Woodpecker Alarm Clock

Most people have alarm clocks.

We have Woodpeckers.

And they are pretty good at making sure no one really sleeps in over the weekend.

Last year, the two breeding Red-Bellied Woodpeckers (a misleading name, since only the tops or backs of their heads are actually red – but “Red-Headed Woodpecker” was already taken) had both a male chick and a female chick.  Normally, the woodpeckers arrive in spring and depart somewhere by the end of summer.  But the young male decided to take up residence, and has remained ever since.

His parents are back, along with their daughter from last year.

The reason I know these are the returning parents is because of behavior they learned a couple or three years ago and have repeated with each arrival – banging on the gutter like a jackhammer.

I think the origin of this is because usually prior to opening our French-window back door to put food out for wildlife, I usually tap several times on the glass so I don’t startle anyone out there.  The female woodpecker (Woodina) began doing the “rap-on-the-gutter” first.  I remember hearing a loud and rapid hammering outside and couldn’t figure out what it was until I looked up and saw, basically, this (click picture for larger view):








I tossed a peanut up to her (because woodpeckers also love roasted, unsalted peanuts as a treat).  She proceeded to teach the male woodpecker (Woody) and her daughter Baby Woodina.

All of them have a different style.  Woodina is the most assertive.  She will do a rapid and continuous hammering, wait about 5-10 seconds, and then repeat it, and so on for a few cycles.  She’ll wait on the gutter for me to toss her a peanut.  She’ll also let me toss one in the air and she will soar after it and catch it mid-air – which is quite an impressive trick.
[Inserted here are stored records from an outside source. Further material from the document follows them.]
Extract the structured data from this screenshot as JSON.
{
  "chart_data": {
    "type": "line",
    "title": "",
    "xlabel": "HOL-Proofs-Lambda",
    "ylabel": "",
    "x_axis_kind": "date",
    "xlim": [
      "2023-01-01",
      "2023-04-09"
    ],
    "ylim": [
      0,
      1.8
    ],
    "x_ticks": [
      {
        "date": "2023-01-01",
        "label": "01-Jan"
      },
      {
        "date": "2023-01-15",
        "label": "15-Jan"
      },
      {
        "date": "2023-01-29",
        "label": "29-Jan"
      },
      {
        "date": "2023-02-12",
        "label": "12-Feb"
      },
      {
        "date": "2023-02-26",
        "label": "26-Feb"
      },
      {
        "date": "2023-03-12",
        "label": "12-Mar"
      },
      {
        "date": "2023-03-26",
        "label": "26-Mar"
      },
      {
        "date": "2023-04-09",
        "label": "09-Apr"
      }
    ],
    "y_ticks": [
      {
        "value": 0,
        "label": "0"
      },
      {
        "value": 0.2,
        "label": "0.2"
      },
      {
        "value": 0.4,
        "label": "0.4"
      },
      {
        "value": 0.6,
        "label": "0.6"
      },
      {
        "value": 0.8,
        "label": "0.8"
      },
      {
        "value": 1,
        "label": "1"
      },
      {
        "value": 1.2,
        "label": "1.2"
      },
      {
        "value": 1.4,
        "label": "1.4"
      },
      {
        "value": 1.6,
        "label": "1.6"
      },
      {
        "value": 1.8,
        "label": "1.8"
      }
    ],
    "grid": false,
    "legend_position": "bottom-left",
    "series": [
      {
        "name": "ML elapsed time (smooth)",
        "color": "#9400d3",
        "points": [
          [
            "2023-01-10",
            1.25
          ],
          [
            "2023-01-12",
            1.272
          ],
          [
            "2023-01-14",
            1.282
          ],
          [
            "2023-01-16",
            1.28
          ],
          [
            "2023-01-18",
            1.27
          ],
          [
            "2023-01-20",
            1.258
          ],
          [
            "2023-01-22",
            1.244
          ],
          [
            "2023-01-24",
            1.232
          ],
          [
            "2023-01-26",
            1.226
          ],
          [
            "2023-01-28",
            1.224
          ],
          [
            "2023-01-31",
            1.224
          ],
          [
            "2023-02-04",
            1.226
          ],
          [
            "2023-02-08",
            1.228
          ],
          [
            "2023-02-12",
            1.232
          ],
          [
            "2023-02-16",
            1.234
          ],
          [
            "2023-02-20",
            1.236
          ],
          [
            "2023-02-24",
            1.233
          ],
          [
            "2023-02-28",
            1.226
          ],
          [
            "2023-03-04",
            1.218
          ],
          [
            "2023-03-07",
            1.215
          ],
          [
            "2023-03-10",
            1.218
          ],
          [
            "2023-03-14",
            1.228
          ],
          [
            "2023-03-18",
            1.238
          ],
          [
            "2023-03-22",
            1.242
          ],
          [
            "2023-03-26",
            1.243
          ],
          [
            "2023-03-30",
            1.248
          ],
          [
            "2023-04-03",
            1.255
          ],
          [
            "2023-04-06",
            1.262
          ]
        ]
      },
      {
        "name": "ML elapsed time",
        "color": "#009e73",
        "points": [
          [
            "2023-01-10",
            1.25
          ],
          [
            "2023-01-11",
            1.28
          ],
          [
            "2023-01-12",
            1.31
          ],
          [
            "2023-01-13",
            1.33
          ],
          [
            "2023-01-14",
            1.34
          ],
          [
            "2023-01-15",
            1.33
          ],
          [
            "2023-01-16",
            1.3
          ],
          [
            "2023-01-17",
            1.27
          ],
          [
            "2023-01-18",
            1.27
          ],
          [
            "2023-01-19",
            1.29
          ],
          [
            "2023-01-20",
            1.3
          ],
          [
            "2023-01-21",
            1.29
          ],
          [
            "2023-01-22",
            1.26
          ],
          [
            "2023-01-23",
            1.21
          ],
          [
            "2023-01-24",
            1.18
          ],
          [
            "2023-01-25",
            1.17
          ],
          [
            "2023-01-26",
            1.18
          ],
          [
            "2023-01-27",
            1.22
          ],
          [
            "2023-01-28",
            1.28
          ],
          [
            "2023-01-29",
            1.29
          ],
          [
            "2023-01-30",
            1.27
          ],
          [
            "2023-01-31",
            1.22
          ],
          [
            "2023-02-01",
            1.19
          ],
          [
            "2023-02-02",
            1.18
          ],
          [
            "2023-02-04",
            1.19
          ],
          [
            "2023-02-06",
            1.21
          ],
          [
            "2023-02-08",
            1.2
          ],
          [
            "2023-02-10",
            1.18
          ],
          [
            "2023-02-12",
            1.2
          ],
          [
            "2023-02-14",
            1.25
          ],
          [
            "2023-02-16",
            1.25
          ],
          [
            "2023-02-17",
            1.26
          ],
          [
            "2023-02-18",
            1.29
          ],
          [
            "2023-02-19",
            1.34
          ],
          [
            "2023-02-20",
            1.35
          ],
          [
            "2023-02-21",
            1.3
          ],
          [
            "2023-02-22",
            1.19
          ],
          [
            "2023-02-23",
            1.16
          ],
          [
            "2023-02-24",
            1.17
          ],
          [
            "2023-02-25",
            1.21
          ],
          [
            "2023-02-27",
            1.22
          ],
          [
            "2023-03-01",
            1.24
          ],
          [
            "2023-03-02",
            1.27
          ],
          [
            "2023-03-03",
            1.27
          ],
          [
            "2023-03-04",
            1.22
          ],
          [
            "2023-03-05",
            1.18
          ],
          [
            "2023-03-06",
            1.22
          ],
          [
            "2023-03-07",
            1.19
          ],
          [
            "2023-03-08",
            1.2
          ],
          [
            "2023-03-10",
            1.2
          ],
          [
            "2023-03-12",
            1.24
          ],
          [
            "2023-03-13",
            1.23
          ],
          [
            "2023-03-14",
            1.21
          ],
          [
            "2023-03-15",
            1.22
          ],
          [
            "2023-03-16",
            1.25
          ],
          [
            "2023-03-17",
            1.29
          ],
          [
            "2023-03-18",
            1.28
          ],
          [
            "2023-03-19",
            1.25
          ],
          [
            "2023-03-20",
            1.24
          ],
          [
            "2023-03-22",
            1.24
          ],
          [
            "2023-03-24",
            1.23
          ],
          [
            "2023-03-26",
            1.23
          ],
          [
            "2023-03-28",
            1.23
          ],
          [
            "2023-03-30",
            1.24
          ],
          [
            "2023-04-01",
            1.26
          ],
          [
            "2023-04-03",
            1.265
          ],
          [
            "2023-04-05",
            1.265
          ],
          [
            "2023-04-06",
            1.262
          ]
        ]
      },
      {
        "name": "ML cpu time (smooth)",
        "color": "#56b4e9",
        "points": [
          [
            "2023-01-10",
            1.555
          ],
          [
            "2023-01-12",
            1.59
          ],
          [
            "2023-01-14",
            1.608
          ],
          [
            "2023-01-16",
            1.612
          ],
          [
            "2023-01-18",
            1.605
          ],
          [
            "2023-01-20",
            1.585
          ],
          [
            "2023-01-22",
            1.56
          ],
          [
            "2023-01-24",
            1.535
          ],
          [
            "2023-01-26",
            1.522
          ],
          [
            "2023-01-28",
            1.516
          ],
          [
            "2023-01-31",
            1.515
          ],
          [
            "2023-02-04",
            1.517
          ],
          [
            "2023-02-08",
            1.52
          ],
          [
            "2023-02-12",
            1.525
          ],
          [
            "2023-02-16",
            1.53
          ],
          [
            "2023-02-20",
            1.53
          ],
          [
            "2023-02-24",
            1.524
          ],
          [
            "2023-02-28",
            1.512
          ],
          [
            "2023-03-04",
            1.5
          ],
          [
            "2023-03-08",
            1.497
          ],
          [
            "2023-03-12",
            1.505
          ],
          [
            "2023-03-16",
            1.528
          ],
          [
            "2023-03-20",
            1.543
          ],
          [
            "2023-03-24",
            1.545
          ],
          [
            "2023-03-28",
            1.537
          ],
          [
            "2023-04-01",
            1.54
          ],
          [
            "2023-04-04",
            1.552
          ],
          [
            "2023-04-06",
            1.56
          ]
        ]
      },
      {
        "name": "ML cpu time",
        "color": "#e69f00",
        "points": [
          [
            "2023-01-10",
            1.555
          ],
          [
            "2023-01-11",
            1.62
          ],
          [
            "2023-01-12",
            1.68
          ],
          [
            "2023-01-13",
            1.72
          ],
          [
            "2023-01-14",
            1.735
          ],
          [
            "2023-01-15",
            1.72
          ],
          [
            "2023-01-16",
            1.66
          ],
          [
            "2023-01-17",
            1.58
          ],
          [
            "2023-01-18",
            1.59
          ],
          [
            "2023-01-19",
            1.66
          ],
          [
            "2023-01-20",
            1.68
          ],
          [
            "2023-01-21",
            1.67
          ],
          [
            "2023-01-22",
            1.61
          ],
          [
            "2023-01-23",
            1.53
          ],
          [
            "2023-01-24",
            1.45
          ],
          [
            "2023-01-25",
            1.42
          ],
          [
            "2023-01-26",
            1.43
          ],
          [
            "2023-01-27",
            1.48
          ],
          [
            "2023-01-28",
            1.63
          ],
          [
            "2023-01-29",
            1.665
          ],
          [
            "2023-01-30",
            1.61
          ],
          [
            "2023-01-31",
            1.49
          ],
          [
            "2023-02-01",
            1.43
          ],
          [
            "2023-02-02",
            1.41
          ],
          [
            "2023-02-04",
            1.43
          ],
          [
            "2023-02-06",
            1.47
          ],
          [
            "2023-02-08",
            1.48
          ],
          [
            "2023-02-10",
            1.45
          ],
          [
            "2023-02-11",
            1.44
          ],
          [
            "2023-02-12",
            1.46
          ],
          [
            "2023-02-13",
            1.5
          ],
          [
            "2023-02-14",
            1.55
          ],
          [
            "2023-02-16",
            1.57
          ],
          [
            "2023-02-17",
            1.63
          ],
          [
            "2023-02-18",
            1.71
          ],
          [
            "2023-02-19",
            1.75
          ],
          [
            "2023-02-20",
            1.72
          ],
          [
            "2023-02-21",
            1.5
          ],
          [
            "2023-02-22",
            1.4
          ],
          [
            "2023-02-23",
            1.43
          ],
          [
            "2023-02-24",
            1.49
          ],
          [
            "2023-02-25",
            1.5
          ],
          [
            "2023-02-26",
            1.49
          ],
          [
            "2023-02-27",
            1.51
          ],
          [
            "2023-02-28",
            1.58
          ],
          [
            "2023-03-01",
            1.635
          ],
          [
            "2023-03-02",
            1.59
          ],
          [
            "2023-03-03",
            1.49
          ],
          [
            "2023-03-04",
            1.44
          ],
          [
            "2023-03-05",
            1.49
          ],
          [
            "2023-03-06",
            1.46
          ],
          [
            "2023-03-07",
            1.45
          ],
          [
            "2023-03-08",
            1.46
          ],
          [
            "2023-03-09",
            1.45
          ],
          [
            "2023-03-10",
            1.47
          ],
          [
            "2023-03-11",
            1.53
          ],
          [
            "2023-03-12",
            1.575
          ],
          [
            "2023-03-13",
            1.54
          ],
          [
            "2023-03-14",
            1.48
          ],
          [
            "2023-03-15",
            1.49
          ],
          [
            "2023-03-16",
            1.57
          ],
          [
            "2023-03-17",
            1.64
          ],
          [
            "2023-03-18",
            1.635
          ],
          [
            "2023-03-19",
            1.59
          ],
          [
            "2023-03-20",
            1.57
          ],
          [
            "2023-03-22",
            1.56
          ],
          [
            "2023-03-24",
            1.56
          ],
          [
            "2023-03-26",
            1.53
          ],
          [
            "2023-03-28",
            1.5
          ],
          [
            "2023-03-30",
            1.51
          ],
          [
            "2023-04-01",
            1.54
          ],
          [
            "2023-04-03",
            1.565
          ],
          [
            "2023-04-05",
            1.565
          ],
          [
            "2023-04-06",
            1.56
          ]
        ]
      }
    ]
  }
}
Baby Woodina does just two rather subdued taps and also waits there.  Woody will tap, and immediately fly up into the tree because he’s shy.  Baby Woody prefers to issue a call when he’s in the tree rather than tapping (see this site and click on the “Kwirr” call to hear what it sounds like).  I toss his peanuts onto the patio and he swoops down to get them (click picture for larger view):








Along with the woodpeckers, we have a bevy of other birds.  Here’s a Blue Jay who is a very sedate fellow (or gal).  Normally Blue Jays are fairly raucous and aggressive.  This one has a very mild temperament – not shy – but simply very laid-back.  If you’re curious what’s on the end of his beak, it’s a Golden Rain Tree Beetle (click picture for larger view):








We’re also seeing a lot of Morning Glories this year, due to timely and generous rainfall.  The Morning Glory has always been my favorite flower, for the record  (click picture for larger view):








Besides Woodpeckers and Blue Jays, as I’ve mentioned before, Squirrels love roasted, unsalted peanuts.  This squirrel has a slightly-askew right rear paw – but it hasn’t ever stopped her from climbing and jumping (a missed jump is the likely cause of the problem).   I usually call her Left-Paw Squirrel – because when I ask if she wants a peanut, she raises her left forepaw and waves at me.  It’s always the left forepaw, and none of the other squirrels ever do this.  They just stare at me blankly or sit up, looking around  (click picture for larger view):

An annual arrival

Woodpeckers begin to make their appearance this time of year, already preparing to raise young who will emerge with the spring.

We see red-bellied woodpeckers in our area.  They don’t actually have red bellies.  The males have red heads while the females have a red cape across the back of their neck.  But “red-headed” woodpecker was a name that was probably already taken.

A few years ago, Woody (the male) began to pay attention to the fact that I tap a few times on the glass of the back door prior to opening it and tossing out a few peanuts for whatever critters have congregated.

I soon began to hear a rapid and loud thumping outside.  After hearing it on a few occasions, I happened to look up and noticed Woody clinging to the gutter on the edge of the house where it extends past the back door.  So I opened the door and tossed a peanut to him.

Woody taught his wife, Woodina, and they taught Baby Woodina and others of the next couple generations.

Last year, baby Woody remained behind after the parents eventually moved on to wherever it is they usually go by late summer.  He’s remained through the winter, full-grown now with a brilliant red head.  And also very feisty – unlike his more shy father, he’s very willing to snatch a peanut out from under the very beak of a larger blue jay as the latter is about to pick one up.

However, baby Woody has chosen through all this to “call” when he gets a peanut hankering sort of feeling.  Wodpeckers don’t have a particularly beautiful songbird kind of song, but it’s very distinctive.

This morning, just after I closed the door after tossing out a handful of peanuts, I heard a rapid staccato on the gutter and looked out.  Woodina has returned (or maybe a grown daughter).  So up went a peanut and off she flew with her prize.  A little while later, she repeated it again and was satisfied with a second welcome-back treat.

I’m hoping her mate will also make an appearance and they’ll raise out young once again.